CRC Press, 2012. — 215 p.
This book is for people interested in feature selection research. Feature selection is an essential technique for dimensionality reduction and relevance detection. In advanced data mining software packages, such as SAS Enterpriser Miner, SPSS Modeler, Weka, Spider, Orange, and scikits.learn, feature selection procedures are indispensable components for successful data mining applications. The rapid advance of computer-based high-throughput techniques provides unparalleled opportunities for humans to expand capabilities in production, services, communications, and research. Meanwhile, immense quantities of high-dimensional data keep on accumulating, thus challenging and stimulating the development of feature selection research in two major directions. One trend is to improve and expand the existing techniques to meet new challenges, and the other is to develop brand new techniques directly targeting the arising challenges.
In this book, we introduce a novel feature selection technique, spectral feature selection, which forms a general platform for studying existing feature selection algorithms as well as developing novel algorithms for new problems arising from real-world applications. Spectral feature selection is a unified framework for supervised, unsupervised and semi-supervised feature selection. With its great generalizability, it includes many existing successful feature selection algorithms as its special cases, allowing the joint study of these algorithms to achieve better understanding and gain interesting insights. Based on spectral feature selection, families of novel feature selection algorithms can also be designed to address new challenges, such as handling feature redundancy, processing very large-scale data sets, and utilizing various types of knowledge to achieve multi-source feature selection.
With the steady and speedy development of feature selection research, we sincerely hope that this book presents a distinctive contribution to feature selection research, and inspires new developments in feature selection. We have no doubt what feature selection can impact on the processing of massive, high-dimensional data with complex structure in the near future. We are truly optimistic that in another 10 years when we look back, we will be humbled by the accreted power of feature selection, and by its indelible contributions to machine learning, data mining, and many real-world applications.

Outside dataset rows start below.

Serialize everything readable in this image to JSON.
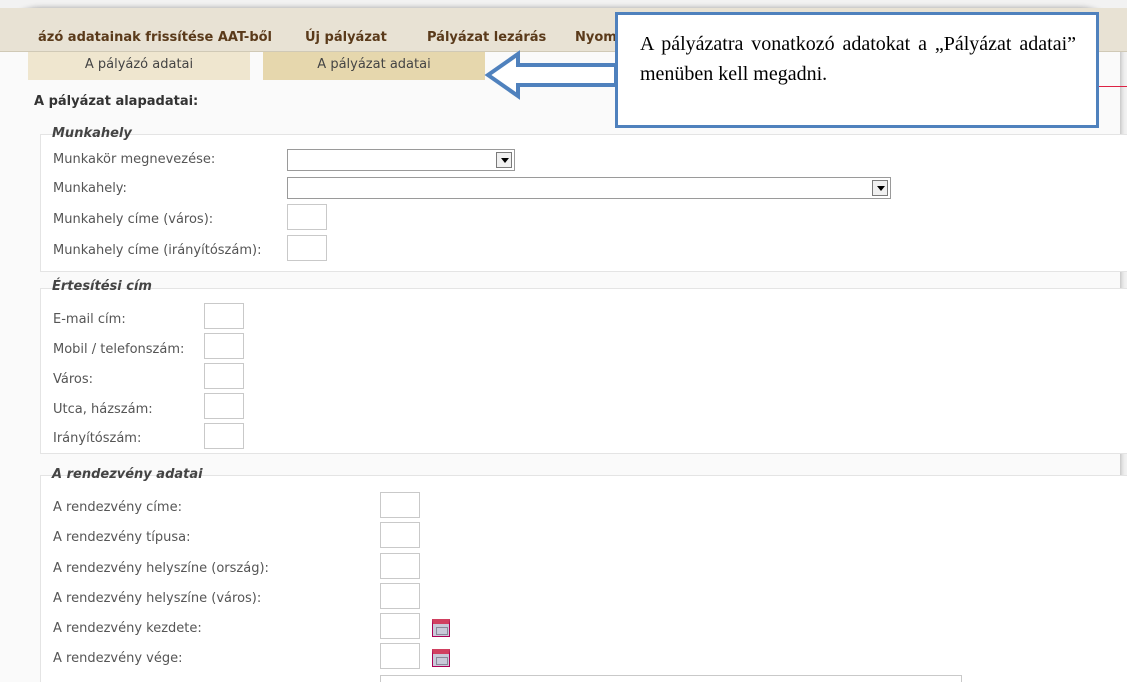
{
  "menu": {
    "items": [
      "ázó adatainak frissítése AAT-ből",
      "Új pályázat",
      "Pályázat lezárás",
      "Nyom"
    ]
  },
  "tabs": {
    "applicant": "A pályázó adatai",
    "application": "A pályázat adatai"
  },
  "section_title": "A pályázat alapadatai:",
  "workplace": {
    "legend": "Munkahely",
    "job_title_label": "Munkakör megnevezése:",
    "workplace_label": "Munkahely:",
    "city_label": "Munkahely címe (város):",
    "zip_label": "Munkahely címe (irányítószám):"
  },
  "notification": {
    "legend": "Értesítési cím",
    "email_label": "E-mail cím:",
    "phone_label": "Mobil / telefonszám:",
    "city_label": "Város:",
    "street_label": "Utca, házszám:",
    "zip_label": "Irányítószám:"
  },
  "event": {
    "legend": "A rendezvény adatai",
    "title_label": "A rendezvény címe:",
    "type_label": "A rendezvény típusa:",
    "country_label": "A rendezvény helyszíne (ország):",
    "city_label": "A rendezvény helyszíne (város):",
    "start_label": "A rendezvény kezdete:",
    "end_label": "A rendezvény vége:"
  },
  "callout": {
    "text": "A pályázatra vonatkozó adatokat a „Pályázat adatai” menüben kell megadni."
  },
  "colors": {
    "callout_border": "#4f81bd",
    "menu_text": "#5a3a1a",
    "tab_active": "#e6d7ad"
  }
}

This book is written for students, researchers, instructors, scientists, and engineers who use or want to apply feature selection technique in their research or real-world applications. It can be used by practitioners in data mining, exploratory data analysis, bioinformatics, statistics, and computer sciences, and researchers, software engineers, and product managers in the information and analytics industries.
The only background required of the reader is some basic knowledge of linear algebra, probability theory, and convex optimization. A reader can acquire the essential ideas and important concepts with limited knowledge of probability and convex optimization. Prior experience with feature selection techniques is not required as a reader can find all needed material in the text. Any exposure to data mining challenges can help the reader appreciate the power and impact of feature selection in real-world applications.
Data of High Dimensionality and Challenges.
Univariate Formulations for Spectral Feature Selection.
Multivariate Formulations.
Connections to Existing Algorithms.
Large-Scale Spectral Feature Selection.
Multi-Source Spectral Feature Selection.